Democrats need to use the confirmation bias to get inside that all-powerful orbital front cortex. Conservatives did it by convincing millions that they weren't the party of the rich and powerful, but defenders of the Little Guy because they were the believers in small government. And, of course, they were the only ones to whom the defense of America could be entrusted.

By contrast, the Democrats became the media elite, piggy feeders at the trough of big government, and global sissies. (Which, as Peter Beinart points out in his new book, is a relatively recent archetype.)

Republicans have stayed true to these themes for decades, and gradually but succesfully created an artificial but emotionally anchored world where repeated examples of this political dichotomy were populated and imprinted to reshape opinion. Once Kansas was transformed, the confirmatory bias kicks in, and you've got a self-propelled cycle of biochemical self-justification and hormonal joy.

The Democrats have lacked the consistent and relentless focus required to ignite the orbital front cortex of enough voters. Clinton did it based on his personal magnetism, but he failed to create a worldview strong enough to usher in its own confirmatory bias for the future.

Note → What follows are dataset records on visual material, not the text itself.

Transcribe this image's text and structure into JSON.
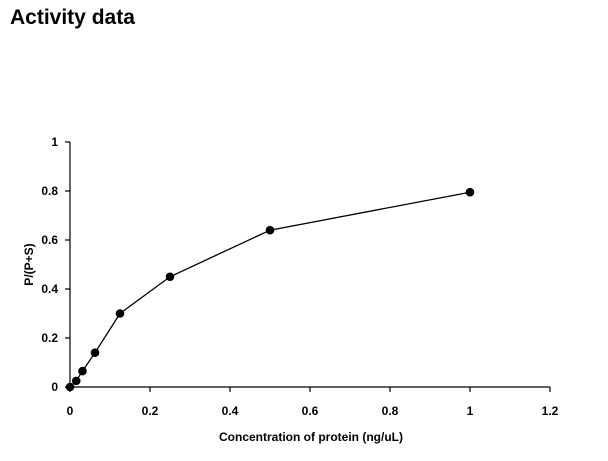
{
  "page": {
    "title": "Activity data"
  },
  "chart_data": {
    "type": "line",
    "title": "",
    "xlabel": "Concentration of protein (ng/uL)",
    "ylabel": "P/(P+S)",
    "xlim": [
      0,
      1.2
    ],
    "ylim": [
      0,
      1
    ],
    "xticks": [
      0,
      0.2,
      0.4,
      0.6,
      0.8,
      1,
      1.2
    ],
    "yticks": [
      0,
      0.2,
      0.4,
      0.6,
      0.8,
      1
    ],
    "xtick_labels": [
      "0",
      "0.2",
      "0.4",
      "0.6",
      "0.8",
      "1",
      "1.2"
    ],
    "ytick_labels": [
      "0",
      "0.2",
      "0.4",
      "0.6",
      "0.8",
      "1"
    ],
    "grid": false,
    "legend": "none",
    "line_color": "#000000",
    "marker": "filled-circle",
    "series": [
      {
        "x": [
          0,
          0.0156,
          0.03125,
          0.0625,
          0.125,
          0.25,
          0.5,
          1
        ],
        "y": [
          0,
          0.025,
          0.065,
          0.14,
          0.3,
          0.45,
          0.64,
          0.795
        ]
      }
    ]
  }
}
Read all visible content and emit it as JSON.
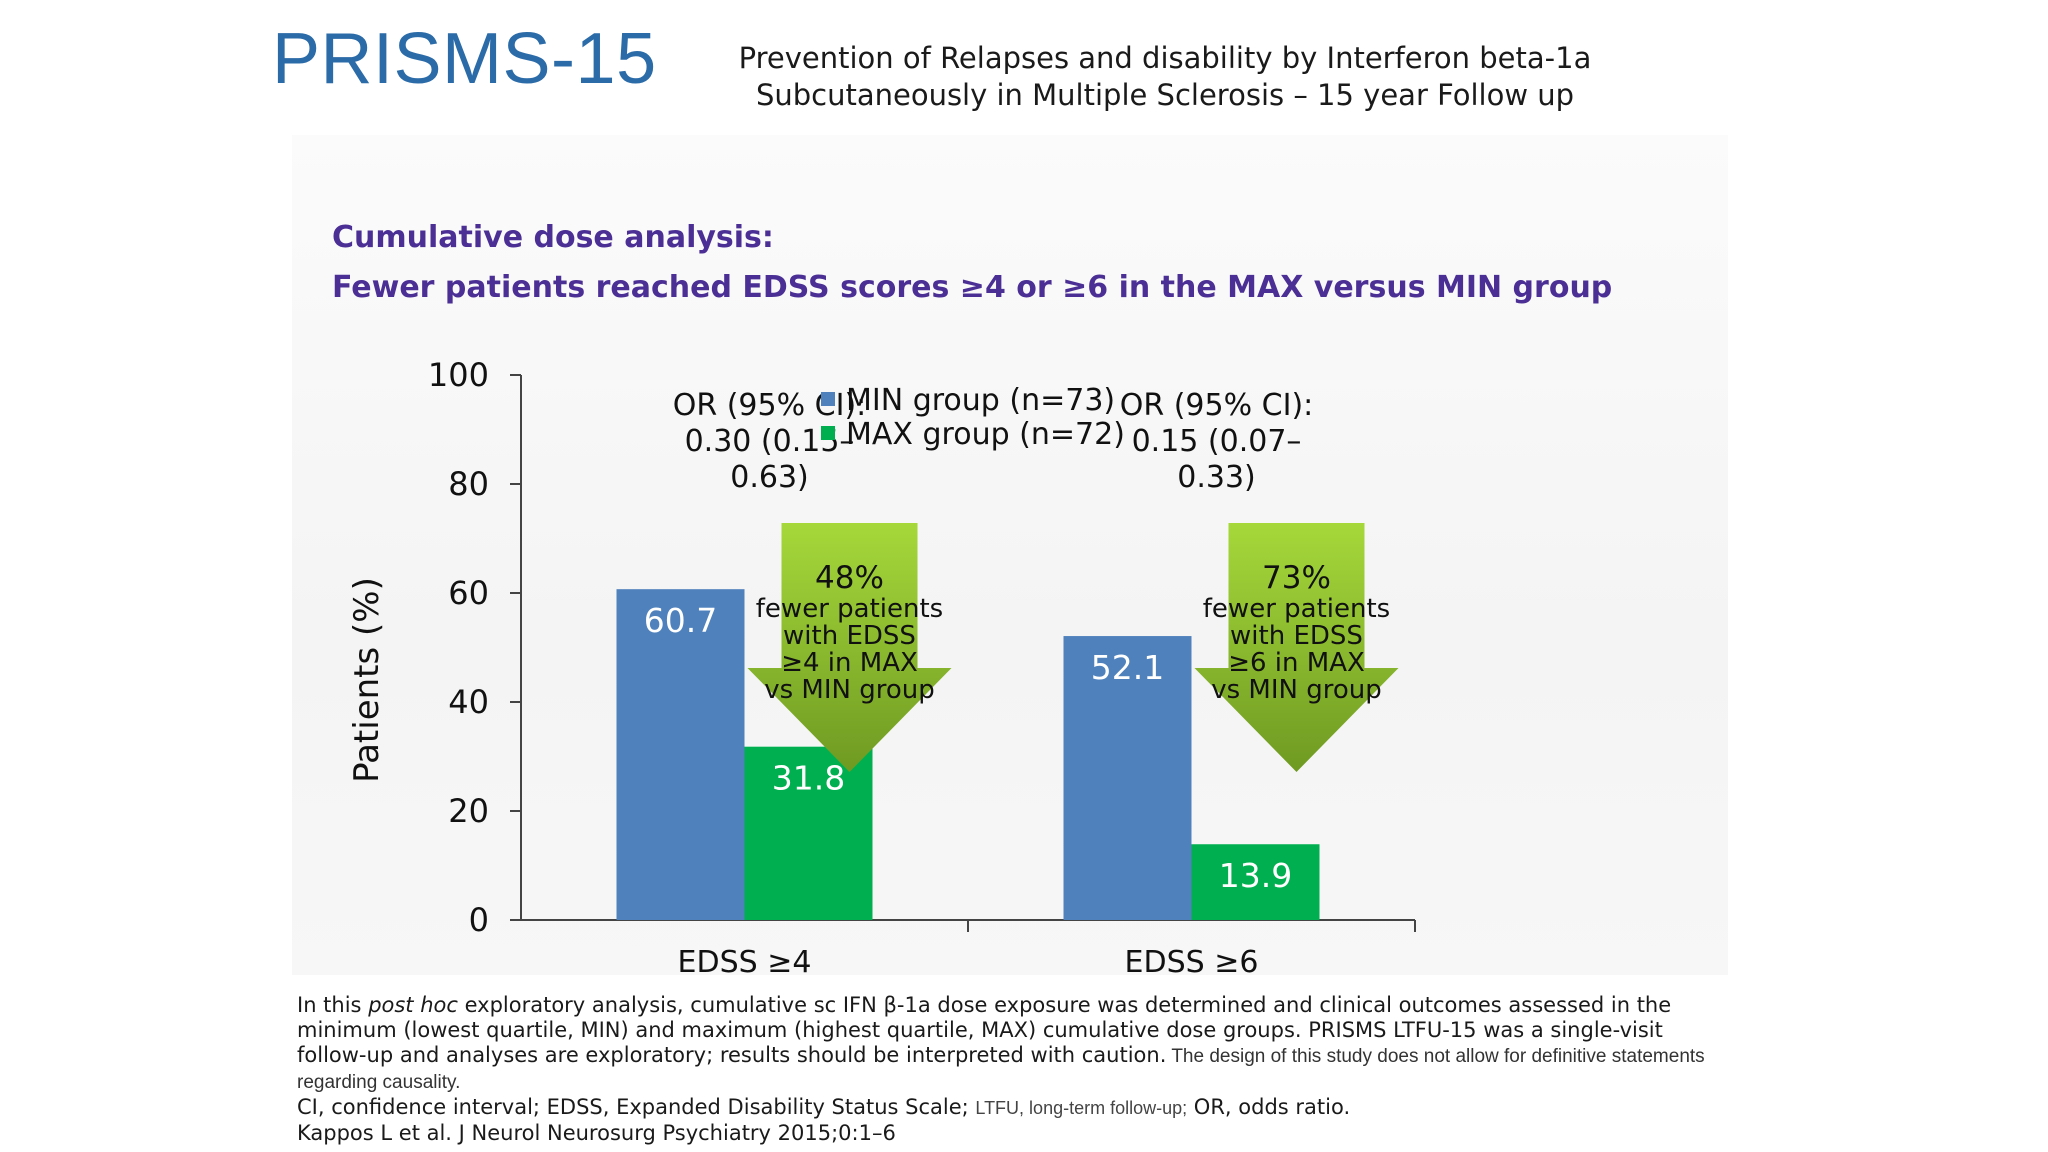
{
  "header": {
    "brand": "PRISMS-15",
    "subtitle_line1": "Prevention of Relapses and disability by Interferon beta-1a",
    "subtitle_line2": "Subcutaneously in Multiple Sclerosis – 15 year Follow up"
  },
  "headline": {
    "line1": "Cumulative dose analysis:",
    "line2": "Fewer patients reached EDSS scores ≥4 or ≥6 in the MAX versus MIN group"
  },
  "chart_data": {
    "type": "bar",
    "title": "",
    "xlabel": "",
    "ylabel": "Patients (%)",
    "ylim": [
      0,
      100
    ],
    "yticks": [
      0,
      20,
      40,
      60,
      80,
      100
    ],
    "categories": [
      "EDSS ≥4",
      "EDSS ≥6"
    ],
    "series": [
      {
        "name": "MIN group (n=73)",
        "values": [
          60.7,
          52.1
        ],
        "labels": [
          "60.7",
          "52.1"
        ],
        "color": "#4f81bd"
      },
      {
        "name": "MAX group (n=72)",
        "values": [
          31.8,
          13.9
        ],
        "labels": [
          "31.8",
          "13.9"
        ],
        "color": "#00b050"
      }
    ],
    "legend_position": "top-center",
    "grid": false,
    "annotations": [
      {
        "or_lines": [
          "OR (95% CI):",
          "0.30 (0.15–",
          "0.63)"
        ],
        "arrow_lines": [
          "48%",
          "fewer patients",
          "with EDSS",
          "≥4 in MAX",
          "vs MIN group"
        ]
      },
      {
        "or_lines": [
          "OR (95% CI):",
          "0.15 (0.07–",
          "0.33)"
        ],
        "arrow_lines": [
          "73%",
          "fewer patients",
          "with EDSS",
          "≥6 in MAX",
          "vs MIN group"
        ]
      }
    ],
    "arrow_color_top": "#a6d83a",
    "arrow_color_bottom": "#6f9a22"
  },
  "footnote": {
    "p1_pre": "In this ",
    "p1_em": "post hoc",
    "p1_post": " exploratory analysis, cumulative sc IFN β-1a dose exposure was determined and clinical outcomes assessed in the minimum (lowest quartile, MIN) and maximum (highest quartile, MAX) cumulative dose groups. PRISMS LTFU-15 was a single-visit follow-up and analyses are exploratory; results should be interpreted with caution.",
    "p1_small": " The design of this study does not allow for definitive statements regarding causality.",
    "p2_pre": "CI, confidence interval; EDSS, Expanded Disability Status Scale; ",
    "p2_small": "LTFU, long-term follow-up;",
    "p2_post": " OR, odds ratio.",
    "p3": "Kappos L et al. J Neurol Neurosurg Psychiatry 2015;0:1–6"
  }
}
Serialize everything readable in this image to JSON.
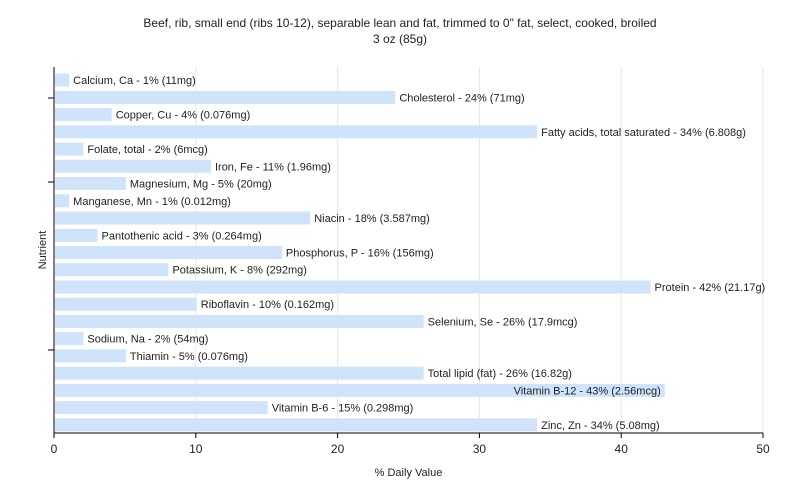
{
  "chart_data": {
    "type": "bar",
    "orientation": "horizontal",
    "title": "Beef, rib, small end (ribs 10-12), separable lean and fat, trimmed to 0\" fat, select, cooked, broiled",
    "subtitle": "3 oz (85g)",
    "xlabel": "% Daily Value",
    "ylabel": "Nutrient",
    "xlim": [
      0,
      50
    ],
    "xticks": [
      0,
      10,
      20,
      30,
      40,
      50
    ],
    "grid": true,
    "bar_color": "#cfe3fb",
    "categories": [
      "Calcium, Ca",
      "Cholesterol",
      "Copper, Cu",
      "Fatty acids, total saturated",
      "Folate, total",
      "Iron, Fe",
      "Magnesium, Mg",
      "Manganese, Mn",
      "Niacin",
      "Pantothenic acid",
      "Phosphorus, P",
      "Potassium, K",
      "Protein",
      "Riboflavin",
      "Selenium, Se",
      "Sodium, Na",
      "Thiamin",
      "Total lipid (fat)",
      "Vitamin B-12",
      "Vitamin B-6",
      "Zinc, Zn"
    ],
    "values": [
      1,
      24,
      4,
      34,
      2,
      11,
      5,
      1,
      18,
      3,
      16,
      8,
      42,
      10,
      26,
      2,
      5,
      26,
      43,
      15,
      34
    ],
    "labels": [
      "Calcium, Ca - 1% (11mg)",
      "Cholesterol - 24% (71mg)",
      "Copper, Cu - 4% (0.076mg)",
      "Fatty acids, total saturated - 34% (6.808g)",
      "Folate, total - 2% (6mcg)",
      "Iron, Fe - 11% (1.96mg)",
      "Magnesium, Mg - 5% (20mg)",
      "Manganese, Mn - 1% (0.012mg)",
      "Niacin - 18% (3.587mg)",
      "Pantothenic acid - 3% (0.264mg)",
      "Phosphorus, P - 16% (156mg)",
      "Potassium, K - 8% (292mg)",
      "Protein - 42% (21.17g)",
      "Riboflavin - 10% (0.162mg)",
      "Selenium, Se - 26% (17.9mcg)",
      "Sodium, Na - 2% (54mg)",
      "Thiamin - 5% (0.076mg)",
      "Total lipid (fat) - 26% (16.82g)",
      "Vitamin B-12 - 43% (2.56mcg)",
      "Vitamin B-6 - 15% (0.298mg)",
      "Zinc, Zn - 34% (5.08mg)"
    ]
  }
}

It was his primal story that launched him: poor kid with an abusive and alcoholic step- father makes good, and through the pain develops a powerful empathy and drive to succeed and help others. At the end, he is almost brought down by his undisciplined eroticism, the need to engulf the world.

The Clinton saga demonstrates one muscular way to create confirmatory bias: through a powerful narrative, one that arouses our unconscious imprints of legends and fairy tales and heroes.

The narrative keeps the rational brain at rest long enough to give the orbital front cortex a chance to fire away. Let the confirmatory bias gain enough ground with enough voters, and the familiar Teflon effect appears.

Reagan managed to do this on a personal and policy level. But Clinton didn't. The reason the dorsolateral prefrontal cortex was inactive among Clintonites wasn't his policy on Bosnia or welfare reform but his individual power and fable. You can build a personal legacy on that, but no more.

So why was Kerry unable to succeed at creating a confirmatory bias? Despite his heroic exploits, his persona was disconnected from his mythology, he didn't appear as someone whose life had mythic over-notes. He talked too much. He couldn't control his wife. His narrative was arc-less. As a result, when he was attacked, there wasn't enough emotional currency in the bank to offset it.

The research reported in the Scientific American should be at the front of the the briefing book of every Congressional candidate this year. And every political consultant for years to come. To de-funk the Democratic party means to come to grips with the difference between hearing, and listening. You're just not going to change the hearts and minds of America without a better understanding of its brain.